Pan Africa Data applies a tiered forecasting framework built specifically for African market dynamics — accounting for structural informality, commodity dependence, data scarcity and market volatility that generic models designed for developed economies ignore.
Pan Africa Data aggregates, cleans and structures data from the World Bank World Development Indicators — the most comprehensive freely licensed macroeconomic and demographic dataset covering all 54 African countries. We do not create the underlying measurements. What we provide is the aggregation, cleaning, gap-filling, Africa-specific forecasting methodology and structured API delivery layer.
For forecast years beyond the World Bank's published data, we apply our proprietary tiered forecasting models — described in sections 03–06 — anchored to publicly available macroeconomic projections and structural relationships calibrated for African market dynamics.
| Source | Dataset | Coverage | Licence | Update frequency |
|---|---|---|---|---|
| World Bank data.worldbank.org |
World Development Indicators (WDI) — 90+ macroeconomic, demographic, poverty, financial inclusion and infrastructure indicators | 54 African countries, 2000–2024 | CC-BY 4.0 — free to use and redistribute with attribution | Quarterly |
| Pan Africa Data Proprietary forecast models |
Africa-specific tiered forecasting models for years beyond World Bank published data — Gini mean reversion, GDP-anchored consumption, poverty elasticity and trend models | 54 African countries, forecasts 2025–2035 | Proprietary — Pan Africa Data (Pty) Ltd | Quarterly, aligned to World Bank refresh |
Every record in the Pan Africa Data database carries a value type flag that tells you exactly what kind of data point you are working with. This is not a quality score — it is a precise description of how that value was obtained or derived. We believe transparent labelling is more useful than opaque quality indices.
Our data pipeline runs quarterly following each World Bank data refresh cycle. The pipeline fetches updated source data, recalculates gap-filled values where new measured data has become available, and re-runs forecast models with updated inputs. All historical measured values are preserved — we never overwrite source data with model outputs.
Africa presents forecasting challenges that generic models — designed for data-rich developed economies — handle poorly. Survey-based indicators are measured irregularly. History is short. Structural breaks are common. Markets are shaped by commodity prices, political cycles and demographic transitions that don't follow the same patterns as OECD economies.
Rather than applying a single extrapolation approach to all indicators, we use a five-tier framework that matches the forecasting method to the nature of each indicator.

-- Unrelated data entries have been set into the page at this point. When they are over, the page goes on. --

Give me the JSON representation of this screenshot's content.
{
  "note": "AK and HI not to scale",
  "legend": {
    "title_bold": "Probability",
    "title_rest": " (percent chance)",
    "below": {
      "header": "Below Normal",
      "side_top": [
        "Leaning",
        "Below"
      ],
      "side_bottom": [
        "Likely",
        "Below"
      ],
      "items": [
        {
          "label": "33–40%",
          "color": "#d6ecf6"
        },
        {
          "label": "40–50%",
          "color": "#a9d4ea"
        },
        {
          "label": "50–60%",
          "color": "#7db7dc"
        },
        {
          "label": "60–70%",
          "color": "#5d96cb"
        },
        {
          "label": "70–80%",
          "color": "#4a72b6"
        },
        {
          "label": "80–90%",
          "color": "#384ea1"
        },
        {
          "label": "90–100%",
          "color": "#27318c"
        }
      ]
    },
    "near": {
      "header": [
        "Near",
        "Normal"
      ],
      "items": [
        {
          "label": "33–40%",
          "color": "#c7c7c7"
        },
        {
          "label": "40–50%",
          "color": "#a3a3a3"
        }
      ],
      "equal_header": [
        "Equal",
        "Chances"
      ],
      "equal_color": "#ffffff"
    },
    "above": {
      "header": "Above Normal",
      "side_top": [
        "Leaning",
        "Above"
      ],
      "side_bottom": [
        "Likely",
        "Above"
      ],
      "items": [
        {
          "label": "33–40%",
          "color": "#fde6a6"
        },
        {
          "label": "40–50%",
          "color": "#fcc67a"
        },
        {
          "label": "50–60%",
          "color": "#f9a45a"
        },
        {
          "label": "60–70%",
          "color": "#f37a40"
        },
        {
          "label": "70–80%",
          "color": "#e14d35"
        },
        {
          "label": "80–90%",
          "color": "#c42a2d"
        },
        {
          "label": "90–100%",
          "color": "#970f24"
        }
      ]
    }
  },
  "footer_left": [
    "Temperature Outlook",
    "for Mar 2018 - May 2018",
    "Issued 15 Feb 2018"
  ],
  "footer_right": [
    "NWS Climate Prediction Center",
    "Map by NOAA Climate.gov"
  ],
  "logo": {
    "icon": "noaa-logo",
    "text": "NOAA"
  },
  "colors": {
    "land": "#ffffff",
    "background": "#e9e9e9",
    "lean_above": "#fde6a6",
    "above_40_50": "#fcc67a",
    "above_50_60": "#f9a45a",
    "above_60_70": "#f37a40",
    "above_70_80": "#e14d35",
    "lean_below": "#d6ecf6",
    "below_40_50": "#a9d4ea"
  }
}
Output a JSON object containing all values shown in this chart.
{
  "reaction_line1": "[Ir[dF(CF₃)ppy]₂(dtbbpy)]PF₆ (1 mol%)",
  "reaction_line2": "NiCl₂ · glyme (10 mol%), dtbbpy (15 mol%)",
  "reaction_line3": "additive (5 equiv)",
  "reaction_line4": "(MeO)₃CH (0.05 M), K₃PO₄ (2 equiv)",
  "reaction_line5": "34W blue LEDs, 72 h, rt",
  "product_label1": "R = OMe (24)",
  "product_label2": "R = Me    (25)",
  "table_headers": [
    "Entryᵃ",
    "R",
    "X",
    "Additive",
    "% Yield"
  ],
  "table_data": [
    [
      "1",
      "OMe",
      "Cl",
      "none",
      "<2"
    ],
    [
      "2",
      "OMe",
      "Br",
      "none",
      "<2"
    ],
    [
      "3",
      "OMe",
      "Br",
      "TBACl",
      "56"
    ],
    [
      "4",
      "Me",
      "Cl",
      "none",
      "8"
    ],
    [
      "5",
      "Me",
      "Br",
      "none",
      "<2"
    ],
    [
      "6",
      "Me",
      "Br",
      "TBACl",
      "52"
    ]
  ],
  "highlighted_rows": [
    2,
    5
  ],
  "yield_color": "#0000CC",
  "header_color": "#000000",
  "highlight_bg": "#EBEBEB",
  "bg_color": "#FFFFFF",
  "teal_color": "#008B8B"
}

| Tier | Method | Indicators | Rationale |
|---|---|---|---|
| Tier 1Direct source | Direct source data | GDP growth, inflation, current account balance, government debt | These indicators have authoritative projections from international institutions. Where available, we use these directly without modification. |
| Tier 2Structural | Structural relationship model | Household consumption expenditure, poverty headcount ($2.15, $3.65, $6.85), income shares | These indicators have well-established relationships with GDP growth and inequality. We model them using those relationships rather than extrapolating the indicator itself. |
| Tier 3Mean reversion | Rules-based mean reversion | Gini coefficient, income quintile shares | Inequality indicators are structurally sticky but do drift toward regional averages over time. We apply controlled mean reversion anchored to regional peers. |
| Tier 4S-curve | Logistic adoption model | Internet penetration, mobile subscriptions, bank account ownership, access to electricity | Technology and infrastructure adoption follows S-curve patterns — slow start, rapid adoption, plateau at saturation. Linear extrapolation overstates growth near saturation. |
| Tier 5Capped trend | Trend extrapolation with caps | FDI net inflows, trade volumes, remittances | These indicators are more volatile and less amenable to structural modelling. We apply trend extrapolation with hard caps to prevent implausible projections (±30% of 5-year average). |
We believe transparency about limitations is as important as the methodology itself. Clients making investment decisions or policy recommendations need to understand what our data can and cannot tell them.